Kongres

Sztuka, której warto się uczyć

O przydatności algorytmów dla młodych lekarzy oraz tych bardziej doświadczonych z prof. dr. hab. med. Dariuszem Moczulskim, kierownikiem Kliniki Chorób Wewnętrznych i Nefrodiabetologii Uniwersytetu Medycznego w Łodzi, rozmawia Iwona Dudzik

Small 9131

Small moczulski prof pn (9) opt

prof. dr hab. med. Dariusz Moczulski

MT: Podczas studiów lekarz poznaje wiele teorii, jednak w zderzeniu z konkretnym chorym często nie jest pewny, jakie powinny być jego pierwsze kroki. Czy algorytmy są antidotum?


Prof. Dariusz Moczulski:
Młody lekarz nie ma wyćwiczonej strategii postępowania. Próbuje pomóc pacjentowi, jednak gubi się w natłoku wiedzy i w końcu się orientuje, że zapomniał o czymś ważnym. Algorytm to zapis logicznego sposobu postępowania. Jest syntezą wiedzy i doświadczeń zgromadzonych w danej dziedzinie, podanych metodycznie, krok po kroku. Pomysł zaczerpnięty z informatyki oraz inżynierii jest pomocny w medycynie, zwłaszcza dla młodych lekarzy.


MT: W jaki sposób ogromną wiedzę z danej dziedziny algorytm może uporządkować i ułożyć w logiczną całość?


D.M.:
Nasuwa się porównanie z programem komputerowym. Jeśli jest zły, pozbawiony logiki, to zawiesza się i blokuje. Podobnie jest z diagnostyką i leczeniem chorego. Tu także jest wymagana logika. Dotychczas stosowaliśmy ją intuicyjnie, na podstawie doświadczenia. Powstało pytanie, czy wiedzę i doświadczenie poszczególnych lekarzy da się zebrać i przedstawić w sposób uniwersalny i łatwy do odczytania dla innych? Tak właśnie są tworzone i aktualizowane algorytmy. Temu też służy system flowchart – symboliczny zapis przyjęty na całym świecie, który umożliwia przejrzysty przekaz. Poza tym właściwie każdy lekarz może opracować swój algorytm, który będzie odpowiadał jego potrzebom.


MT: Jak przekonać do nich doświadczonych lekarzy, którym własna wiedza wystarcza za wszystkie algorytmy?


D.M.:
Każdy lekarz ma swoje sposoby postępowania, które sprawdzają się w najczęstszych sytuacjach. Czasem jednak pacjent nie pasuje do takiego schematu. Lekarz staje w miejscu, nie wie, co robić dalej.
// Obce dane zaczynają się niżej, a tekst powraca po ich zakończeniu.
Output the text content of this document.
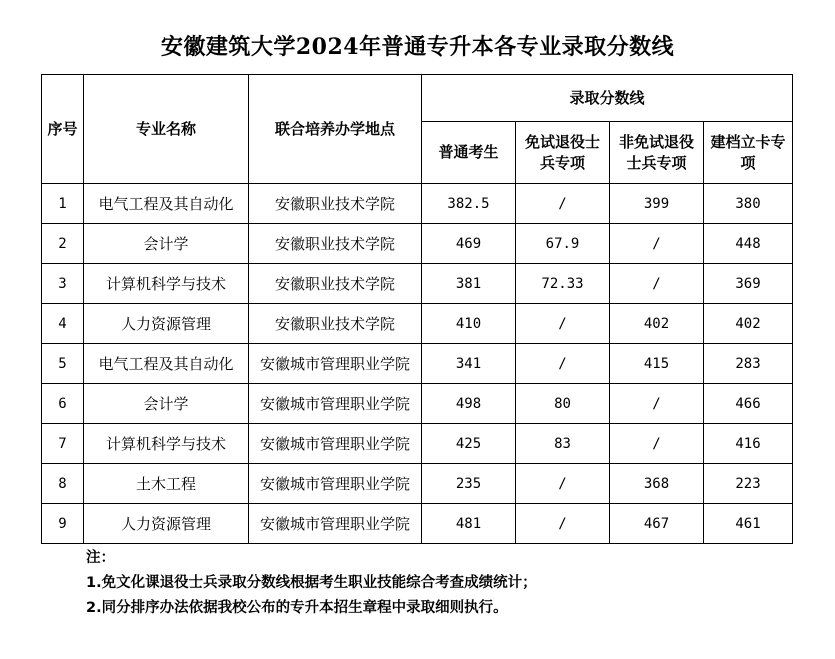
安徽建筑大学2024年普通专升本各专业录取分数线
序号	专业名称	联合培养办学地点	录取分数线			
			普通考生	免试退役士兵专项	非免试退役士兵专项	建档立卡专项
1	电气工程及其自动化	安徽职业技术学院	382.5	/	399	380
2	会计学	安徽职业技术学院	469	67.9	/	448
3	计算机科学与技术	安徽职业技术学院	381	72.33	/	369
4	人力资源管理	安徽职业技术学院	410	/	402	402
5	电气工程及其自动化	安徽城市管理职业学院	341	/	415	283
6	会计学	安徽城市管理职业学院	498	80	/	466
7	计算机科学与技术	安徽城市管理职业学院	425	83	/	416
8	土木工程	安徽城市管理职业学院	235	/	368	223
9	人力资源管理	安徽城市管理职业学院	481	/	467	461
注：
1.免文化课退役士兵录取分数线根据考生职业技能综合考查成绩统计；
2.同分排序办法依据我校公布的专升本招生章程中录取细则执行。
Prześledzenie algorytmu zewnętrznego podpowie, czy są jakieś inne wyjścia, możliwe rzadkie choroby lub konstelacje objawów, które mogą nas naprowadzić na rozwiązanie trudnego klinicznie problemu.

Przekonałem się o tym niedawno, kiedy miałem problem z pacjentem z hiperkalcemią. Na końcu się okazało, że przyczyną była sarkoidoza, która wydawała mi się nieprawdopodobna. Jednak dobrze zaprojektowany algorytm mógłby szybciej naprowadzić mnie na to rozpoznanie.


MT: Algorytmy pomagają nadążać za najnowszą wiedzą?


D.M.:
Tak, bo nie każdy ma czas, by śledzić artykuły rozproszone w czasopismach z całego świata. Nawet do podręcznika w którymś momencie przestajemy po raz kolejny sięgać. Przeanalizowanie algorytmu jest szybkim sposobem na to, by wyłapać unowocześnienia albo nowe opinie w diagnostyce i terapii.


MT: Czy nie jest to droga na skróty w zdobywaniu rzetelnej wiedzy?


D.M.: Dobry lekarz to nie ten naszpikowany encyklopedyczną wiedzą, lecz ten, który umie sobie poradzić w danej sytuacji klinicznej.
Niestety nasz system nie kształcił w taki sposób. Pomału się to zmienia. Algorytmy, choć niedoceniane, są w tym bardzo pomocne.

Medycyna jest nauką biologiczną, lecz również humanistyczną. Dlatego mamy w niej za dużo intuicyjności. Skoro możemy udoskonalić ją dzięki rozwiązaniom wypracowanym przez nauki ścisłe, to dlaczego tego nie robić?

Stworzenie dobrego algorytmu nie jest łatwe. Nie może on być zbyt skomplikowany ani zbyt prosty. Musi być logiczny – jak program komputerowy, a także łatwy w odbiorze – komunikatywny. To sztuka, której warto się uczyć.